Seeing my daughter and her boyfriend connect with the school, the children, and the community was incredibly moving. Watching them take it all in; not as observers, but as participants filled me with pride. My husband, in true form, went all in. He assisted in house builds, organised a fabulous lunch for the school, sourcing everything from the local markets, chatting with locals, and turning it into a shared celebration rather than a transaction.  


Beyond the school, we experienced Cambodia slowly and properly. Time spent at temples, magical waterfalls, on the farm, long motorbike rides, spectacular sunsets, cold beers at the end of dusty days, beautiful beaches, and those quiet moments that do not make itineraries but end up meaning the most.  



Sharing Cambodia with my family reminded me that impact multiplies when it is experienced together. It is one thing to carry these memories alone; it’s another to watch the people you love embrace the place, the purpose, and the perspective with open hearts.  

Family selfie at sunset; sky orange and blue, four smiling people on a road.
Family selfie at sunset; sky orange and blue, four smiling people on a road.
Colorful stilt houses with blue, purple, pink, and yellow roofs along a beach with palm trees under a bright sky.

Lessons Cambodia teaches (every single time)  


Cambodia has a way of recalibrating your internal compass.  


  • You don’t need much to live well.  
  • Time and presence are often more valuable than money.  
  • Gratitude grows when expectations shrink.  
  • Progress is not always fast, but it is powerful when it’s consistent.  


It is impossible not to reflect on how insulated our day-to-day lives can be back home. Cambodia doesn’t judge that. It simply offers contrast.  


Why this won’t be my last trip.

  

While I was there, I also crossed paths with another Aussie farmer who runs a separate learning centre for children in Cambodia.  


We talked about education, access, and the very real challenges these schools face. She asked, quite simply, whether we could help her raise another 25–30 laptops for her students.

  

This is how the laptop project continues to grow. No grand, strategic plans, but through consistency, relationships, trust, and saying yes when you are able.  


If the first trip opened my eyes, and the second deepened my commitment, the third cemented something else entirely: responsibility.  


  • Responsibility to keep showing up.  
  • Responsibility to keep collecting laptops.  
  • Responsibility to use the privilege I have. The access, networks, resources; in ways that extend beyond my own world. 
  • Responsibility to give the people of Cambodia hope, knowing others want to help.

  

Cambodia does not ask for saviours. It asks for consistency. That is something I can offer.  


How you can help   


Our Elements for Good cause continues to shine through. We support learning & education in communities. And donating laptops in Cambodia is just one way we show up.  


If you or your organisation have unused/old working laptops and they are no longer needed, please don't send them to E-waste or leave them sitting in a storage area. If security is the issue, I know of firms that can securely clean all devices.


We would love to put old devices to use where they can genuinely change the future of student’s, families and generations to come.

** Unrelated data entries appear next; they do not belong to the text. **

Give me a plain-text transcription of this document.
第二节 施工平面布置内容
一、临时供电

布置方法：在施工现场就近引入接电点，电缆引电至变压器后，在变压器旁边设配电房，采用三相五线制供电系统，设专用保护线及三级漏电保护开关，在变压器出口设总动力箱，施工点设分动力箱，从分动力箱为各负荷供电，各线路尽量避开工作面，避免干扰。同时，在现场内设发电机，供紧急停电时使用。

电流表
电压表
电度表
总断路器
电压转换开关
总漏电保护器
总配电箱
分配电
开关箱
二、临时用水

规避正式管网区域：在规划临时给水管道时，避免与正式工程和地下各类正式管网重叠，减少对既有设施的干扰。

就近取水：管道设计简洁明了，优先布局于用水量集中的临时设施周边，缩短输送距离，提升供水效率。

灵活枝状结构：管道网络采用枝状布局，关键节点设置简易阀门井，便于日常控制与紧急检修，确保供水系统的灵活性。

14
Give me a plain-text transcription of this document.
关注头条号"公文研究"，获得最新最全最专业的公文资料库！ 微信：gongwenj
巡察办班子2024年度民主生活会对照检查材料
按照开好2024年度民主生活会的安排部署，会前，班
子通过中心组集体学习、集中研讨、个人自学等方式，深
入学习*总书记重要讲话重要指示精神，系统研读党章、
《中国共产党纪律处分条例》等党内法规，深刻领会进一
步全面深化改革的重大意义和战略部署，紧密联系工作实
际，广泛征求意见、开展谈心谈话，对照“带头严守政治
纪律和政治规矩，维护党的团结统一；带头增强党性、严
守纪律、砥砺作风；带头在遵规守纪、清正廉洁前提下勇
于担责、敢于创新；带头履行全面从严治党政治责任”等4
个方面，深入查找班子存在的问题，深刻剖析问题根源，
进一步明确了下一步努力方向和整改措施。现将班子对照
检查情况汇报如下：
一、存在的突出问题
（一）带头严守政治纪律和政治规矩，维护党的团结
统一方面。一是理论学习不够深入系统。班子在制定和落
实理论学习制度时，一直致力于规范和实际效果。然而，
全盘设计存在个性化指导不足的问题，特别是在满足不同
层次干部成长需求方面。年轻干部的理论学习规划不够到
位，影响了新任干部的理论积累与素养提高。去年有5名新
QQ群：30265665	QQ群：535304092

Please reach out to me. I am always up for a chat and if donating a device is not the right fit, there are other ways you can support the project too. 


Until next time  

Leaving Cambodia is always bittersweet. I always leave tired, dusty, emotionally full, slightly heart-heavy, and quietly certain that I’ll be back.  


Some places do not just change how you see the world. They change how you choose to move through it.